Wednesday, July 26, 2017

Hard Luck Hank: Prince of Suck by Steven Campbell review

    The HARD LUCK HANK series is a very entertaining ride. It's basically a combination of a parody noir detective novel with a science fiction series. Hank is a professional thug and no matter how many times he saves the galaxy or gets promoted, he remains a guy who breaks legs for a living. It's who he is and that is a universal constant whether he's working for gang bosses, corporates, the government, or the city. His simplistic world-view and general laziness are the source for much of the book's entertainment as he doesn't so much solve problems as smash things until the problem becomes something which can be smashed.

    PRINCE OF SUCK is surprising in that it actually shows the consequences for Hank's less-than-stellar problem-solving skills. The galaxy has been devastated by the recent galactic civil war with Belvaille station being one of the few places still semi-functioning. This despite the fact it has feral children running wild and has a bigger difference between the classes than some of the worst places in Brazil crossed with the worst places in America. Hank's own life is coming to an end as his mutation, which keeps him alive against almost all attacks, has gotten to the point where it's killing him. Even Garm isn't a source of relief for him as she's become the shut-in owner of the station not seen by anyone.

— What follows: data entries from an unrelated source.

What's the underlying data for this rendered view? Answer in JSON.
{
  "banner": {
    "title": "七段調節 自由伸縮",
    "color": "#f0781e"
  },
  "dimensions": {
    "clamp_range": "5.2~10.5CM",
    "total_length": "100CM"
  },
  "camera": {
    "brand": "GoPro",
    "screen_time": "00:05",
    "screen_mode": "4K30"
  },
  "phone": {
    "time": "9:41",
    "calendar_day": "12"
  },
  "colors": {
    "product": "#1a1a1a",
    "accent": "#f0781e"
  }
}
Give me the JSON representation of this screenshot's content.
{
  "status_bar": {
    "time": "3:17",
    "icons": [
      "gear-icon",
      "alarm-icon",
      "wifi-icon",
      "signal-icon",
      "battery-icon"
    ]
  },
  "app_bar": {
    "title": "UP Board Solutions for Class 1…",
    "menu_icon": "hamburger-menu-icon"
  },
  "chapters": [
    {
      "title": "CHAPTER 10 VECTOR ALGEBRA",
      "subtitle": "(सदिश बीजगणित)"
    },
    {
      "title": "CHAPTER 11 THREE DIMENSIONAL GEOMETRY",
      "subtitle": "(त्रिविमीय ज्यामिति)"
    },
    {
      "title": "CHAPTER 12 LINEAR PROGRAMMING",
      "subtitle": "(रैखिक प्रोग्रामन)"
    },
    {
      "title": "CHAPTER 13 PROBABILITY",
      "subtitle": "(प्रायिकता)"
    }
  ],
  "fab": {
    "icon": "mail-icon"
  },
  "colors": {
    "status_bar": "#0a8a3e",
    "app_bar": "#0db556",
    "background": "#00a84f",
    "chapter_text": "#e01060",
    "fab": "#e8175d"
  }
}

    I'm going to be honest and say this is my least favorite of the Hard Luck Hank novels. That's not to say I didn't find it enjoyable but it's lacking in the super-memorable moments of the other stories. Aside from the introduction of the Ak and Hank's struggle to survive his new condition, I didn't really think too much of this story. I think part of this has to do with the fact the subject matter is a lot more serious and Hank's "solutions" to problems aren't as funny when they basically boil down to fascism. Hank finding out tossing people into prison for life and letting them make their own rules, including keeping women as slaves, being BAD isn't exactly something that inspires me to root for our hero.

    The above refers to the Royal Wing where Hank has created Belvaille's only prison. It's a spaceship where the only punishment is life in prison and the only guards are space as well as your fellow prisoners. Hank is the sole determinant on who goes in and there's no appeal or parole. Eventually, Hank realizes this is awful for the aforementioned reasons it's not gender-segregated but by that point you're thinking, "What the hell, Hank?" I know he's not supposed to be a good guy but it doesn't quite cross as many lines as it needs to in comedy.

    Despite this, I actually felt for Hank as he's dying and his only friend in the world has betrayed him. My father was a very large man who suffered numerous heart attacks that just progressively got worse so, of course I sympathized with Hank. I also note he's trapped in a situation which is steadily getting worse despite his attempts to make it better. Watching this sad interpretation of Hank does provide a surprising amount of drama for a story about a really fat thug made of what amounts to concrete.

    In conclusion, I enjoyed this book but not as much as the others and am glad the subsequent novels pick up steam significantly. I was torn between giving this book a 3 out of 5 and a 4 but I'm settling on a three because I'm going to give much higher for later works.